The movie version is best when it stays closest to the stage show, which, fortunately, it does much of the time. The book, first pieced together by Abe Burrows and Jo Swerling from some Damon Runyon stories, suffers very little in the transition. It still traces the frantic efforts of Nathan Detroit the manager of "the oldest established permanent floating crap game in New York," to find a home for his business activities safe from annoying policemen. Detroit thinks his rent-money problem is solved when he bets one of his customers, Sky Masterson, that Sky cannot take a certain female missionary to Havana. But he only manages to start the romance which every musical must have.
Strangely enough, several of these characters lose part of their whiskey-soaked charm when they make the trip to Hollywood. Strangely, that is, because they are played by some of the best movie actors. Marlon Brando, as Sky Masterson, acts well enough, but his style seems cramped by the good manners the role requires. Moreover, he can not really sing. Frank Sinatra, however, who can, has fairly little opportunity, and his Nathan Detroit comes out much more sullen than worried. Only Vivian Blaine is at her best as a nightclub singer who has been engaged to Detroit for fourteen years. Perhaps significantly, she is the sole star of Guys and Dolls who also played her part on Broadway.

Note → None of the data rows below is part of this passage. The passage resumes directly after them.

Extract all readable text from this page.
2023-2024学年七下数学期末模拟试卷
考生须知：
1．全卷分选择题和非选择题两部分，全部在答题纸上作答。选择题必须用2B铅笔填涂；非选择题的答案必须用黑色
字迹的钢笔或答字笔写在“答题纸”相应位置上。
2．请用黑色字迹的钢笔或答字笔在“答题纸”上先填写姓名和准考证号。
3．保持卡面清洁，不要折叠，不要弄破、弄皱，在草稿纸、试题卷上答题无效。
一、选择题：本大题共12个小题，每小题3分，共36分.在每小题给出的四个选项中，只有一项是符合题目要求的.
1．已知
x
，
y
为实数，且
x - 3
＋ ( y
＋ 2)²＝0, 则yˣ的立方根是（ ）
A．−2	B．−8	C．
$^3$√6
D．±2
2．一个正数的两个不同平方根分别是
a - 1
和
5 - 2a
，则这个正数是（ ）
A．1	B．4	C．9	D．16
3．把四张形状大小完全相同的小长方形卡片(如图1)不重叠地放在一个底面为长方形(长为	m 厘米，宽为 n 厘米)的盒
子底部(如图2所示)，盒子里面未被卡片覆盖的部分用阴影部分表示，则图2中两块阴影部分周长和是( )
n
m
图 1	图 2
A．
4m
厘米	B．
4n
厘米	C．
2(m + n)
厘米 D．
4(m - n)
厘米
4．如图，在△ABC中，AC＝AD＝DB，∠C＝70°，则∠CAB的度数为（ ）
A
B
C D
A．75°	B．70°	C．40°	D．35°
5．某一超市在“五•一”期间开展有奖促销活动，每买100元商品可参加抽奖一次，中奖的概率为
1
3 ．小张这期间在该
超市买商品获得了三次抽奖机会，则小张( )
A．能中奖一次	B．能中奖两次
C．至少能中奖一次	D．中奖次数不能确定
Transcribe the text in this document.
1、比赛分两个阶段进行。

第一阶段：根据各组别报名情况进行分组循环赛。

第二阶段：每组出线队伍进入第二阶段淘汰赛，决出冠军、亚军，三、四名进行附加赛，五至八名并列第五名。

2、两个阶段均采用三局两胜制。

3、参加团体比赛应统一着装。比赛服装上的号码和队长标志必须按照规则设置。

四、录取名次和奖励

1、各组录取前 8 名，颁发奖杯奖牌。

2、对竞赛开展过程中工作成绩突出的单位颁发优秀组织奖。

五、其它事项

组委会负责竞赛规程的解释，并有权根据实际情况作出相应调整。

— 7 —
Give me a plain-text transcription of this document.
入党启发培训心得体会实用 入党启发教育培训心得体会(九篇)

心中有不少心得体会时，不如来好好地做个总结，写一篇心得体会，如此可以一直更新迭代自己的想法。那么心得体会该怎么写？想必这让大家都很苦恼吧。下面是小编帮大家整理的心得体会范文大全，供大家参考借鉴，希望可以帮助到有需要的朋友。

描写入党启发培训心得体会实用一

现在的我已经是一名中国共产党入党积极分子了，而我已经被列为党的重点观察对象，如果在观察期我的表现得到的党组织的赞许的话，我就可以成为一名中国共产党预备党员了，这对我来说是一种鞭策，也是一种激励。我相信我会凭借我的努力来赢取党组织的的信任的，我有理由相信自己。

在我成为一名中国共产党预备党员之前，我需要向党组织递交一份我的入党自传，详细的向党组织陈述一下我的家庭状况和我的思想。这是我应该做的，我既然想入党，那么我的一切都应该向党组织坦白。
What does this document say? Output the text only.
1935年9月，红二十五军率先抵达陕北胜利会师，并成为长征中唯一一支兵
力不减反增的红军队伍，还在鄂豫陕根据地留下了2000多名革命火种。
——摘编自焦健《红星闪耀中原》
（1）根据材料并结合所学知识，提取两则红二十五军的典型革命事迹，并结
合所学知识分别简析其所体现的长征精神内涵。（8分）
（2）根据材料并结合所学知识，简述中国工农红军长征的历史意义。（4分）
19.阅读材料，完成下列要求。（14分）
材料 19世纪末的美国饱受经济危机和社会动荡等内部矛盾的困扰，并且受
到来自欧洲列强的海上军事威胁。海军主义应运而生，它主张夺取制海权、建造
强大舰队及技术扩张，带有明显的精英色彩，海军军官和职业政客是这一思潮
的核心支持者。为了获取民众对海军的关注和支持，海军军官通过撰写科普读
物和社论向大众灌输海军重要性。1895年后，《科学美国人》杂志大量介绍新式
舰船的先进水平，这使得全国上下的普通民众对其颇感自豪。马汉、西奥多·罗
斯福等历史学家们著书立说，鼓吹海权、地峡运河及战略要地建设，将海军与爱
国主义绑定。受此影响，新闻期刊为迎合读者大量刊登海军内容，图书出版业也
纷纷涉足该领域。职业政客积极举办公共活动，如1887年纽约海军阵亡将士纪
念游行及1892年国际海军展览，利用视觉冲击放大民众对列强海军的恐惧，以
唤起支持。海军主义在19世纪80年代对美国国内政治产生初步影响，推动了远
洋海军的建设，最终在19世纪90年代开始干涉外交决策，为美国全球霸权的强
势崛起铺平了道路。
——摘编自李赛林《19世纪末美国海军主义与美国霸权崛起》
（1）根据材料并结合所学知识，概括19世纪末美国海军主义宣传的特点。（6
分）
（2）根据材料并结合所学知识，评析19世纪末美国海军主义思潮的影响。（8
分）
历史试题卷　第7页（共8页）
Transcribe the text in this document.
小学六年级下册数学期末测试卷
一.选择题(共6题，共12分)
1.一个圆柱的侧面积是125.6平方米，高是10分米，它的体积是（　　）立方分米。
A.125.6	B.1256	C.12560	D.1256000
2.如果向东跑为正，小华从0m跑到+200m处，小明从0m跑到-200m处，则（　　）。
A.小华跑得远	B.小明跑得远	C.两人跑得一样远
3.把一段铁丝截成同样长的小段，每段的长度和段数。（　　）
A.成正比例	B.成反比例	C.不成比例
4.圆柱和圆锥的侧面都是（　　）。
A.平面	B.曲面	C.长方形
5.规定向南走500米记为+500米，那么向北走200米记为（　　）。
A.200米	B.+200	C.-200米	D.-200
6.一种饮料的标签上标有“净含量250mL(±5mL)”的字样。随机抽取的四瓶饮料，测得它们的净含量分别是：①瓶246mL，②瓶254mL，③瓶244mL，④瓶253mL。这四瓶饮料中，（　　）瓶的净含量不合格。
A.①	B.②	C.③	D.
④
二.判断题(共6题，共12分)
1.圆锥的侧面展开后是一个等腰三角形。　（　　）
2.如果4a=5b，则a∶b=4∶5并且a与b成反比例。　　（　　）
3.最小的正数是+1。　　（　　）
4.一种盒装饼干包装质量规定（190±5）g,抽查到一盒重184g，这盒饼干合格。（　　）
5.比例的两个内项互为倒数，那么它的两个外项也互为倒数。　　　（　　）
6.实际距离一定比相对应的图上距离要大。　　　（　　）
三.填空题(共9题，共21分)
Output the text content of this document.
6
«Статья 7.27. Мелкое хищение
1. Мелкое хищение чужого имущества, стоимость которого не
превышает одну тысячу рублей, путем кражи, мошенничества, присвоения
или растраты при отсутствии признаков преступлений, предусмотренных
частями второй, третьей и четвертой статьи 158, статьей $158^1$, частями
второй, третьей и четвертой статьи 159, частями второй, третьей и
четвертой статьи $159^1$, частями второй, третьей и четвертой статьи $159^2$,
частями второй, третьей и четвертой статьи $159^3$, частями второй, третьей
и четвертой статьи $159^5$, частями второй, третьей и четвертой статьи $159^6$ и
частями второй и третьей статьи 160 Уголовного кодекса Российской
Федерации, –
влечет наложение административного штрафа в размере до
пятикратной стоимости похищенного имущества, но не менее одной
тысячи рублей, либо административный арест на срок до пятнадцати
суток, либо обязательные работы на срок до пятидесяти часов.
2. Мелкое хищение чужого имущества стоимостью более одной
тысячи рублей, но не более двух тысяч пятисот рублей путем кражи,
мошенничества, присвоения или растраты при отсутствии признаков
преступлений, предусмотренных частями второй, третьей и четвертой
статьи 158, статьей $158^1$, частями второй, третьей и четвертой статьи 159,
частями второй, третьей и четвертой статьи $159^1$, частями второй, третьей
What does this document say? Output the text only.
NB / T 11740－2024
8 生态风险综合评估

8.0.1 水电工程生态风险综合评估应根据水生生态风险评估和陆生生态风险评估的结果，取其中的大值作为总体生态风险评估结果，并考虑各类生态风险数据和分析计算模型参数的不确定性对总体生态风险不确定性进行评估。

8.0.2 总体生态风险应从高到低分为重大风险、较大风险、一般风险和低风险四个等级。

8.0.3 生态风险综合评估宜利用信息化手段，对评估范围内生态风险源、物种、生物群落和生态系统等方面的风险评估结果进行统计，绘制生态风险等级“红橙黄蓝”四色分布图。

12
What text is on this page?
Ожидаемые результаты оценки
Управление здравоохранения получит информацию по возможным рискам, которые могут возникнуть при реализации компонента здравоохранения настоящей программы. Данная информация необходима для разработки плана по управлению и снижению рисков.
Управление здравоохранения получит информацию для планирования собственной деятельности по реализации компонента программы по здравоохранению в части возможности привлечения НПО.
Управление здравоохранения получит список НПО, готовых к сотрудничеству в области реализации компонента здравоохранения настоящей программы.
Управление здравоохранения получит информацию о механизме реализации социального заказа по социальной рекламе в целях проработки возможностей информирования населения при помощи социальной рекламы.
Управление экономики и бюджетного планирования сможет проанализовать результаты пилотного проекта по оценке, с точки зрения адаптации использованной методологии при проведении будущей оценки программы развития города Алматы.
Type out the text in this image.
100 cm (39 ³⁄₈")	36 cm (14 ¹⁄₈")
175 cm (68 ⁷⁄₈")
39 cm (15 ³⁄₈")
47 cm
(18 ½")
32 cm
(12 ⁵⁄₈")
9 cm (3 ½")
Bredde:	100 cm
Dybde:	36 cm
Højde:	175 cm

Although some of the actors have let the show down, the film is far from a failure. The Frank Loesser's music is as tuneful as ever, even after the unaccountable omission of two of his best songs, I've Never Been in Love Before and My Time of Day. In their place, he has added a new number called A Woman in Love. His lyrics are literate and amusing.
The best part of the whole film is the choreography of Micheal Kidd. In his final ballet, he transforms a crap game in a sewer into an urgent, exciting tribal ritual that shows Runyon's saints and sinners, the guys and dolls of Broadway, far more clearly than they appear above ground. This dance alone makes the movie worth seeing.